Rue Jean-Jaurès, aux Terres-Sainville, c’est en plein après-midi que les coups de feu ont claqué. Dimanche 20 juillet, peu après 13 heures, un jeune homme d’une vingtaine d’années a été pris pour cible dans cette artère passante du quartier. Une douzaine de tirs. Il a été touché à plusieurs reprises. Une femme d’une quarantaine d’années qui passait par là a reçu des éclats de projectiles dans les jambes, sans doute un ricochet. Elle n’était pas visée.
Les secours sont arrivés, ont embarqué les deux blessés vers le CHU Pierre Zobda-Quitman. Tous deux étaient encore conscients. Mais l’état du jeune homme s’est dégradé dans la nuit. Il est mort le lendemain, lundi 21 juillet. La femme reste hospitalisée, hors de danger.
C’est le 18e homicide de l’année en Martinique. On est à peine fin juillet. L’an dernier, sur toute l’année 2025, l’île en avait compté une quarantaine.
Personne en garde à vue, les enquêteurs cherchent des témoins
L’identité de la victime n’a pas été rendue publique par les autorités. L’auteur des tirs, lui, court toujours. Aucune interpellation à l’heure qu’il est. Les forces de l’ordre ont ouvert une enquête pour identifier le ou les tireurs et comprendre les raisons de cette attaque en pleine journée.

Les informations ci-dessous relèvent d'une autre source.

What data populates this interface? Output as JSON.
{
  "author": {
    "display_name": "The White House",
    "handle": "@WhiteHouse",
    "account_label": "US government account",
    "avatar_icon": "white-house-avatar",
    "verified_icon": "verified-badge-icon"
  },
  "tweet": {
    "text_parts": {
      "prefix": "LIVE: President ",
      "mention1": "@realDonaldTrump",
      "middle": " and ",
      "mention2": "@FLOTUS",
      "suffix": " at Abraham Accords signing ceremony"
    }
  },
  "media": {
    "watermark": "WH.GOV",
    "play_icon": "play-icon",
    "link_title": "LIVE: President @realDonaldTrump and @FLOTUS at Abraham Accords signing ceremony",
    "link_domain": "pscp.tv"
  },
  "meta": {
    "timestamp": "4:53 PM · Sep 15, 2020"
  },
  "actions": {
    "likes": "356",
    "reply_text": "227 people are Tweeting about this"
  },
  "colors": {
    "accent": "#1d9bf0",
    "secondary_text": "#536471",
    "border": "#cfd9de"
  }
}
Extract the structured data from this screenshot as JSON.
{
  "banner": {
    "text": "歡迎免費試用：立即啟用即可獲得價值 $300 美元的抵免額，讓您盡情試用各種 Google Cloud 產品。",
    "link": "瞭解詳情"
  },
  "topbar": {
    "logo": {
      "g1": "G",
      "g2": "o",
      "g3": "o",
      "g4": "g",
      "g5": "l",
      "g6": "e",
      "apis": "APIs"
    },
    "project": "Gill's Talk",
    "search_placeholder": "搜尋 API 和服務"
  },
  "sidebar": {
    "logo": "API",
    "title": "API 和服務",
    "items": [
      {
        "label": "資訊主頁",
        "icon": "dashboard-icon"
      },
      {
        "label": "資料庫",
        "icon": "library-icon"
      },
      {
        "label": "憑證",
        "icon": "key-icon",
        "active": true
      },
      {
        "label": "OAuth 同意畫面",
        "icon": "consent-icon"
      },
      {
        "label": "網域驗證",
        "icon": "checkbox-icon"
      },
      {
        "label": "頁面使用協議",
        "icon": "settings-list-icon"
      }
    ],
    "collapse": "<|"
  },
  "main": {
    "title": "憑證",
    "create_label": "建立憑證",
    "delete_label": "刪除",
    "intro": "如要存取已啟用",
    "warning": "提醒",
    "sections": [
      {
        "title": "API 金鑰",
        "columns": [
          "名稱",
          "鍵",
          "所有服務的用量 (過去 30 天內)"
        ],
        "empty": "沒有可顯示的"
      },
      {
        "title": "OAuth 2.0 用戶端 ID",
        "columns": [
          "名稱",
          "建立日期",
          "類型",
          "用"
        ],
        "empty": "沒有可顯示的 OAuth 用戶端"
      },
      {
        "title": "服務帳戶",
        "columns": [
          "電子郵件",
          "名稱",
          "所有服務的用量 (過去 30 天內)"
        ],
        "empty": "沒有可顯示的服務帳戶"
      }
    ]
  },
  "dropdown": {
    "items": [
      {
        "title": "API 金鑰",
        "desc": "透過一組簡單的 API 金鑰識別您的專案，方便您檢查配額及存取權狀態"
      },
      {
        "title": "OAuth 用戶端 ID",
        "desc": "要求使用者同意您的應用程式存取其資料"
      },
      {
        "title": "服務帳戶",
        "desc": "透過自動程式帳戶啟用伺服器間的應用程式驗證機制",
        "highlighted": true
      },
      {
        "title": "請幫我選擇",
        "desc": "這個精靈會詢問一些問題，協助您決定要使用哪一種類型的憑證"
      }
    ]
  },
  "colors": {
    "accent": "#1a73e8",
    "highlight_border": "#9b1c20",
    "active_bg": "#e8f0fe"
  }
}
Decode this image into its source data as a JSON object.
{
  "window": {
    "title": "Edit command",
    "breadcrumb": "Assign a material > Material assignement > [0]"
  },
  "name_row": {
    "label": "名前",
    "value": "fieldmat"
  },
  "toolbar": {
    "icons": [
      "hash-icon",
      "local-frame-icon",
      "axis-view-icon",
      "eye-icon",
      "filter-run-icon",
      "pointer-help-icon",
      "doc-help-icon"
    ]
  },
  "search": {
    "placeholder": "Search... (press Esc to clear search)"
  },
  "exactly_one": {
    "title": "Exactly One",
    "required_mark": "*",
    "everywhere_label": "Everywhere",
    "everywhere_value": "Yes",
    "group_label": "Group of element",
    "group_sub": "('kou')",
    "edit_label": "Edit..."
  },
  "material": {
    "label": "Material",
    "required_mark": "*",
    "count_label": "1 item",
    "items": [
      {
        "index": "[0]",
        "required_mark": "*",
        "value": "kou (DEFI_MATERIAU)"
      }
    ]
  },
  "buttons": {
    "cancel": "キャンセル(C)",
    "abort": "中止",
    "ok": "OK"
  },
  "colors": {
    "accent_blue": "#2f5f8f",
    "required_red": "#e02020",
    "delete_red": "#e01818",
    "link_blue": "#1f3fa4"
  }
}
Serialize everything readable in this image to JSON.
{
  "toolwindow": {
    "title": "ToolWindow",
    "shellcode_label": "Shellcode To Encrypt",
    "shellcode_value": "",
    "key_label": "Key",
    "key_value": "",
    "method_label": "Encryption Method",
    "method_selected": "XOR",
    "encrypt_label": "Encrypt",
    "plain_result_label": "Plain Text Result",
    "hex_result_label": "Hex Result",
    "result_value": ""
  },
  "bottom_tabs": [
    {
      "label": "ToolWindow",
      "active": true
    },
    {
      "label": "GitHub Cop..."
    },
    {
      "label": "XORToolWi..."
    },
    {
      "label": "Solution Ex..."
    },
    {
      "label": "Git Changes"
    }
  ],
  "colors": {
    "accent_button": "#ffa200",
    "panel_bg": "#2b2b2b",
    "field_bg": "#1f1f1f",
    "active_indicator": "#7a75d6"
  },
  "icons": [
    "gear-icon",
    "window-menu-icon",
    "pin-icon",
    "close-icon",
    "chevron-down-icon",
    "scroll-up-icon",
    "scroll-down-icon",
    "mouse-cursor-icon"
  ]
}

Le caractère ciblé de la fusillade ne fait pas de doute : une dizaine de balles tirées sur un seul homme, en plein jour, dans une rue fréquentée. Les enquêteurs cherchent maintenant à savoir si ce meurtre s’inscrit dans un règlement de comptes, un différend personnel ou un épisode lié au trafic. Ils appellent les témoins à se manifester.
Un quartier qui connaît la violence par arme
Les Terres-Sainville, au nord du centre-ville de Fort-de-France, ne découvrent pas les fusillades. Le quartier revient régulièrement dans les faits divers liés à la violence armée. À Schœlcher, commune voisine, un homme de 27 ans avait été blessé par balle à la cité Ozanam en juin dernier. Dans le reste de l’île, les homicides par arme à feu se multiplient depuis plusieurs mois.
L’État et les autorités locales ont renforcé les effectifs de police et de gendarmerie sur le territoire. Des opérations contre le trafic de stupéfiants et la circulation d’armes sont menées à intervalles réguliers. Mais les chiffres parlent d’eux-mêmes : 18 morts au 21 juillet 2026, contre une quarantaine sur l’ensemble de l’année précédente. Le rythme s’accélère.
Les commerçants ont baissé le rideau après les coups de feu
Dimanche, après les tirs, plusieurs commerçants de la rue Jean-Jaurès ont fermé boutique. Des habitants du quartier ont témoigné de leur inquiétude face à ce qu’ils appellent la banalisation de la violence armée. Voir des coups de feu éclater en plein jour, dans une rue où l’on fait ses courses, où l’on promène les enfants, ça marque.
La municipalité de Fort-de-France n’a pas encore réagi officiellement à ce nouveau décès. Les autorités locales jonglent entre sécurité publique et tensions sociales, dans un climat qui se tend mois après mois. L’enquête se poursuit. Les enquêteurs vont maintenant chercher à déterminer si le jeune homme était connu des services de police, s’il avait des antécédents, et ce qui a pu mener à cette exécution en plein jour.